Cerita di Kaki Langit
Syahdan. Sore itu, di akhir pekan. Di fase kedua Ramadhan, kembali datang di tepi teluk, menikmati deru ombak menggulung kenangan lalu, sambil menunggu waktu berbuka puasa.
Duduk di samping dermaga, menikmati hembusan angin teluk, Burung Camar terbang rendah meliuk-liuk di sisi kapal sesekali mendekati buritan kapal berlabuh di dermaga.
Sayup-sayup terdengar lantunan ayat-ayat-Mu mengetuk pintu-pintu langit. Berseru untuk hamba agar bersyukur dan bersujud kepada-Mu.
Pengamen jalanan memetik tali gitarnya mengiringi nyanyian balada di sore itu menambah syahdunya pesona alam di kaki langit.
Saat itu, lembayung senja sedang menghiasi Bumi. Warna langit merah keunguan berpendar di garis cakrawala.
“Saya terpana. Saya tidak terpana pada keindahanmu. Langit berwarna merah keunguan di horison itu lebih menarik perhatianku.”
Kesetiaan bumi pada porosnya menjadi bukti adanya batas waktu. Tidak perlu berdebat bumi bulat atau datar. Pergantian siang malam akan mengantar manusia bersyukur atas apa yang telah diraih.
Saat menikmati rona jingga, terpikir tentang rasa terbuang sia-sia, sehingga aku mulai menikmati rasa itu.
Jangan risau apalagi patah. Ku nikmati rasa itu, cukup menenangkan dengan kesendirian di batas waktu. Langit dan deru ombak di sore itu, seperti obat penenang untukku.
Perpaduan warna sempurna, mampu meluruhkan jenggala di pikiranku. Hamparan langit lebih menarik. Subhanallah. Aku menikmatinya.

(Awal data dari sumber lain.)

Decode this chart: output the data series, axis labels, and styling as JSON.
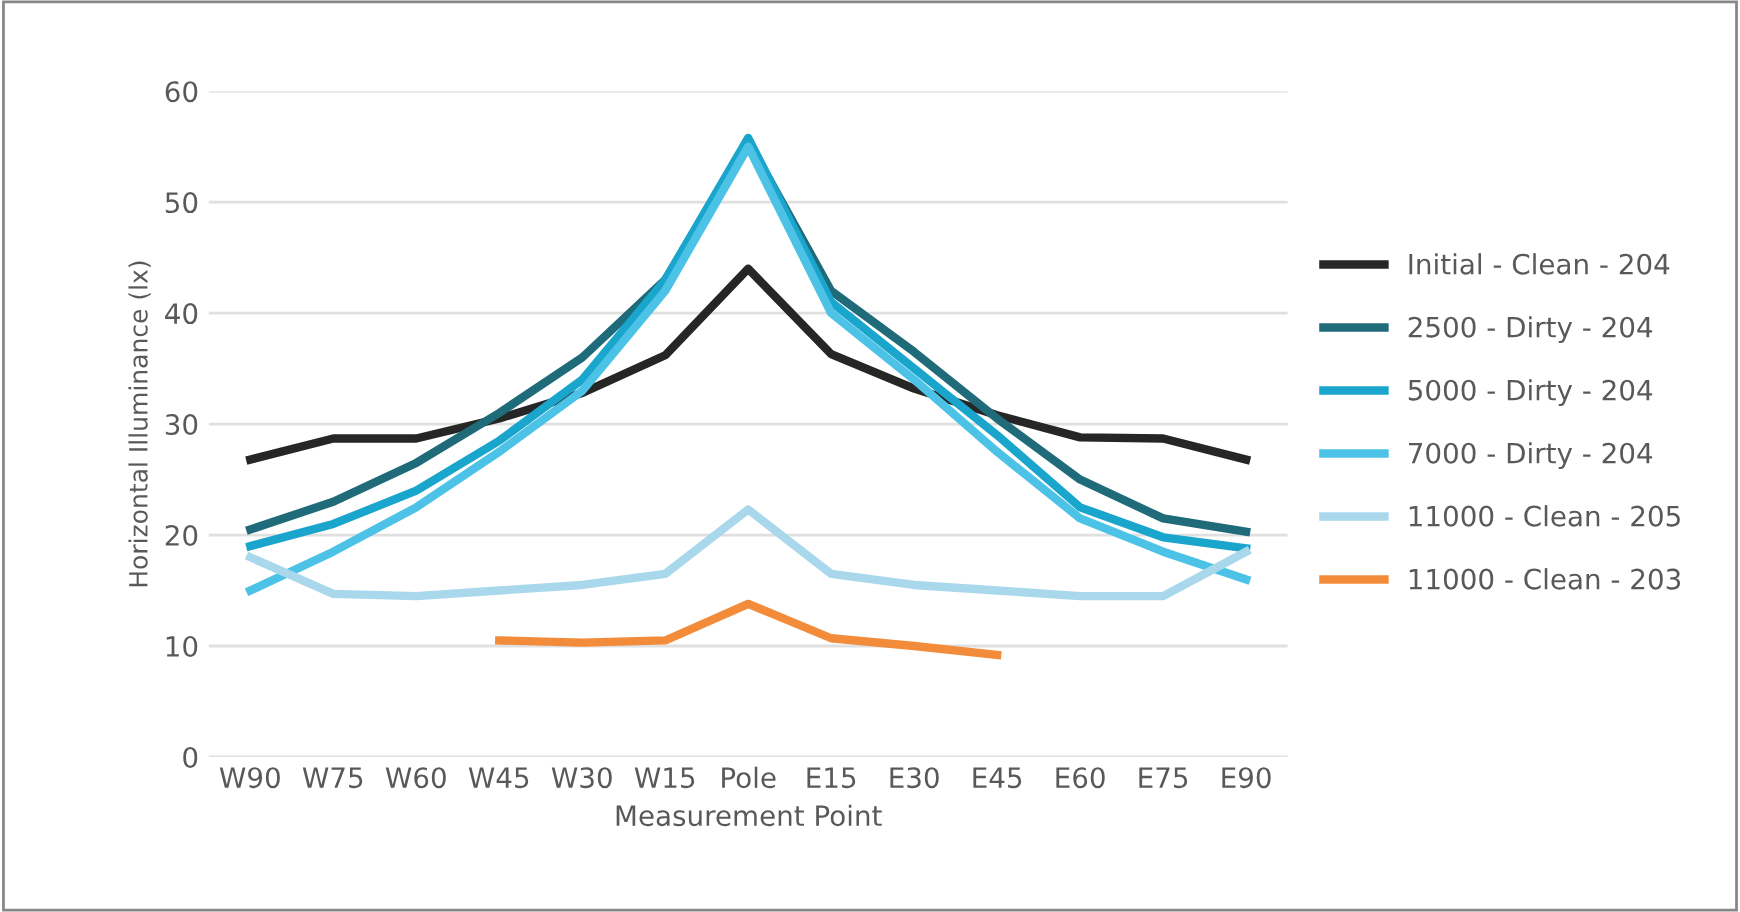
{
  "chart_data": {
    "type": "line",
    "xlabel": "Measurement Point",
    "ylabel": "Horizontal Illuminance (lx)",
    "categories": [
      "W90",
      "W75",
      "W60",
      "W45",
      "W30",
      "W15",
      "Pole",
      "E15",
      "E30",
      "E45",
      "E60",
      "E75",
      "E90"
    ],
    "ylim": [
      0,
      60
    ],
    "yticks": [
      0,
      10,
      20,
      30,
      40,
      50,
      60
    ],
    "grid": "y",
    "legend": "right",
    "marker": "none",
    "line_style": "solid",
    "series": [
      {
        "name": "Initial - Clean - 204",
        "color": "#262626",
        "values": [
          26.8,
          28.7,
          28.7,
          30.5,
          32.8,
          36.2,
          44,
          36.3,
          33.2,
          30.8,
          28.8,
          28.7,
          26.8
        ]
      },
      {
        "name": "2500 - Dirty - 204",
        "color": "#1f6b7a",
        "values": [
          20.5,
          23,
          26.5,
          31,
          36,
          43,
          55.5,
          42,
          36.5,
          30.5,
          25,
          21.5,
          20.3
        ]
      },
      {
        "name": "5000 - Dirty - 204",
        "color": "#1aa6cc",
        "values": [
          19,
          21,
          24,
          28.5,
          34,
          43,
          55.8,
          41,
          35,
          29,
          22.5,
          19.8,
          18.8
        ]
      },
      {
        "name": "7000 - Dirty - 204",
        "color": "#4cc3e6",
        "values": [
          15,
          18.5,
          22.5,
          27.5,
          33,
          42,
          55,
          40,
          34,
          27.5,
          21.5,
          18.5,
          16
        ]
      },
      {
        "name": "11000 - Clean - 205",
        "color": "#a9d8ec",
        "values": [
          18,
          14.7,
          14.5,
          15,
          15.5,
          16.5,
          22.3,
          16.5,
          15.5,
          15,
          14.5,
          14.5,
          18.5
        ]
      },
      {
        "name": "11000 - Clean - 203",
        "color": "#f28c3a",
        "values": [
          null,
          null,
          null,
          10.5,
          10.3,
          10.5,
          13.8,
          10.7,
          10,
          9.2,
          null,
          null,
          null
        ]
      }
    ]
  }
}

Tetapi, rona merah menjalar di sekitar pipinya. Membuat detak jantungku tak beraturan. Aliran darahku mengalir deras. Entahlah.
Mengapa ada seutas senyum di bibirku. Ada rasa. Rasa itu berbeda dari dalam dirinya. Ku tetap rona merah itu membias bayangan di wajahmu, hingga bayangmu hadir tepat di retina mataku.

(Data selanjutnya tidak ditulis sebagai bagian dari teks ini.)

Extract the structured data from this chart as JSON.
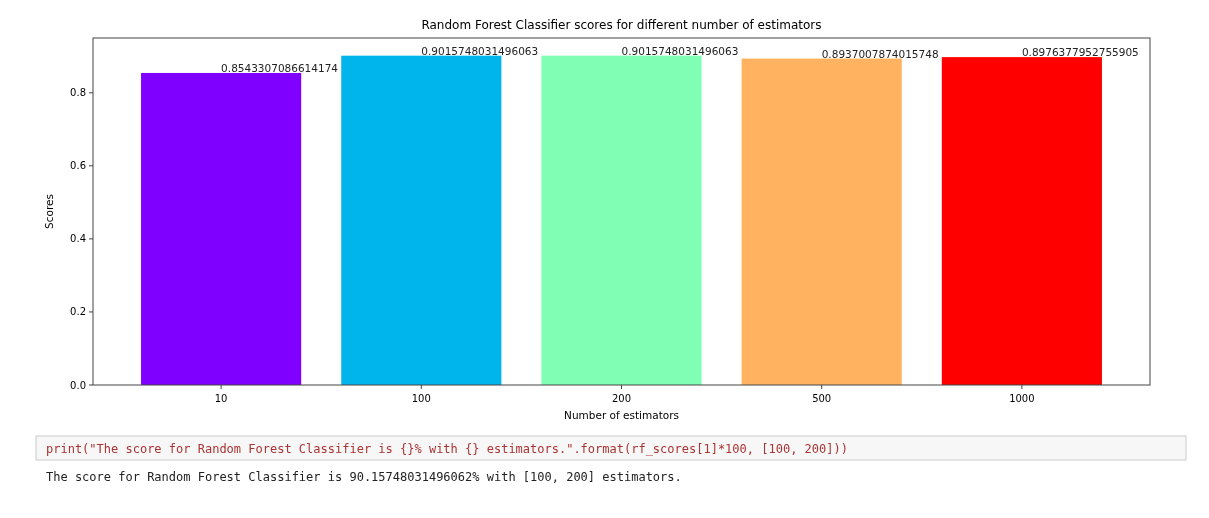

Kini anganku tak jernih lagi. Mengusik elektron di tubuhku untuk bergerak. Elektron itu terus bertambah membuatku makin dekat. Aku duduk bersebelahan dan mempunyai banyak bahan untuk dibicarakan. Aku makin nyaman di sisinya.
Kuingat semua untaian kata manis terucap dari bibirnya. Senyumannya dan rasa itu, kini menjadi memori indah. Tetapi, ada satu hal membuat aku membencinya.
“Janganlah menyayangiku terlalu dalam. Itu akan menyakitimu,” kataku.
Aku paham keindahanmu meninggalkanku. Saat matahari berada di garis horison, aku berharap kau ada di sana. Tersenyumlah kepadaku, ceritakan kisahmu.
Meski itu hanya bayangmu yang tak kasat mata. Angin hanya berkabar membawa pesan. Banyak rasa tersembunyi, tetapi selalu ada keindahan.
Kerinduan seorang kekasih yang hatinya terbawa angin senja perlahan bergerak menjauh dari pandangan mata. Membungkus keindahan di penghujung tahun di sore itu.
Detak jantung dan desah napas bergetar lebih cepat, mengantarkan aku ke dalam dekapan malam. Pertemuan itu begitu cepat, banyak peristiwa untuk dikenang, meskipun kadang syahdu, kadang begitu sendu.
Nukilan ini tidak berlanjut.